Department of Computer Science and Engineering, Khulna University of Engineering & Technology, Khulna, 9203 Bangladesh.
SN Comput Sci. 2020;1(4):206. doi: 10.1007/s42979-020-00216-w. Epub 2020 Jun 21.
Novel coronavirus (COVID-19 or 2019-nCoV) pandemic has neither clinically proven vaccine nor drugs; however, its patients are recovering with the aid of antibiotic medications, anti-viral drugs, and chloroquine as well as vitamin C supplementation. It is now evident that the world needs a speedy and quicker solution to contain and tackle the further spread of COVID-19 across the world with the aid of non-clinical approaches such as data mining approaches, augmented intelligence and other artificial intelligence techniques so as to mitigate the huge burden on the healthcare system while providing the best possible means for patients' diagnosis and prognosis of the 2019-nCoV pandemic effectively. In this study, data mining models were developed for the prediction of COVID-19 infected patients' recovery using epidemiological dataset of COVID-19 patients of South Korea. The decision tree, support vector machine, naive Bayes, logistic regression, random forest, and K-nearest neighbor algorithms were applied directly on the dataset using python programming language to develop the models. The model predicted a minimum and maximum number of days for COVID-19 patients to recover from the virus, the age group of patients who are of high risk not to recover from the COVID-19 pandemic, those who are likely to recover and those who might be likely to recover quickly from COVID-19 pandemic. The results of the present study have shown that the model developed with decision tree data mining algorithm is more efficient to predict the possibility of recovery of the infected patients from COVID-19 pandemic with the overall accuracy of 99.85% which stands to be the best model developed among the models developed with other algorithms including support vector machine, naive Bayes, logistic regression, random forest, and K-nearest neighbor.

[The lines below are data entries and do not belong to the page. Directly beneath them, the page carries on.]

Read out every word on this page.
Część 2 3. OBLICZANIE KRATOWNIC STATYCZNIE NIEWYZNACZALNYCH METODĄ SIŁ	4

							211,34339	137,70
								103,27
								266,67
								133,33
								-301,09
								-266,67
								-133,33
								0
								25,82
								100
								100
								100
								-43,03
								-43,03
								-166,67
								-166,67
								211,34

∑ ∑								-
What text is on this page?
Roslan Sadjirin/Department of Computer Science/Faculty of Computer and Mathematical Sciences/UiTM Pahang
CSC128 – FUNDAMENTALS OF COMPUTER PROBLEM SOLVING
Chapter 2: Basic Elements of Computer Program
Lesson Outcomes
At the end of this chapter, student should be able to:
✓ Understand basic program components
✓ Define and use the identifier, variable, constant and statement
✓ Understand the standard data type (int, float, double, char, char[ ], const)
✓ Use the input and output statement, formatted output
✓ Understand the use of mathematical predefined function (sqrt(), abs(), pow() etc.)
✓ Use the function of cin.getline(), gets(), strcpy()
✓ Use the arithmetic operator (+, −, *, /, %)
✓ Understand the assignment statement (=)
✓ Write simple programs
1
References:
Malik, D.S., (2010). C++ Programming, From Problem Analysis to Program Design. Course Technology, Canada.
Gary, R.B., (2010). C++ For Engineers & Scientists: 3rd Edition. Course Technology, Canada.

新型冠状病毒(COVID-19 或 2019-nCoV)大流行既没有经过临床验证的疫苗,也没有有效的药物;然而,其患者正在借助抗生素药物、抗病毒药物、氯喹以及补充维生素 C 实现康复。现在很明显,世界需要一个快速且更有效的解决方案,借助数据挖掘方法、增强智能和其他人工智能技术等非临床方法来遏制和应对 COVID-19 在全球的进一步传播,从而减轻医疗系统的巨大负担,同时为 2019-nCoV 大流行患者的诊断和预后提供最佳可能手段。在本研究中,利用韩国 COVID-19 患者的流行病学数据集开发了数据挖掘模型,用于预测 COVID-19 感染患者的康复情况。使用 Python 编程语言将决策树、支持向量机、朴素贝叶斯、逻辑回归、随机森林和 K 近邻算法直接应用于该数据集来开发模型。该模型预测了 COVID-19 患者从病毒感染中康复所需的最短和最长天数、在 COVID-19 大流行中不易康复的高风险年龄组患者、可能康复的患者以及可能快速从 COVID-19 大流行中康复的患者。本研究结果表明,用决策树数据挖掘算法开发的模型在预测 COVID-19 大流行感染患者的康复可能性方面更有效,总体准确率为 99.85%,这是在用包括支持向量机、朴素贝叶斯、逻辑回归、随机森林和 K 近邻在内的其他算法开发的模型中表现最佳的模型。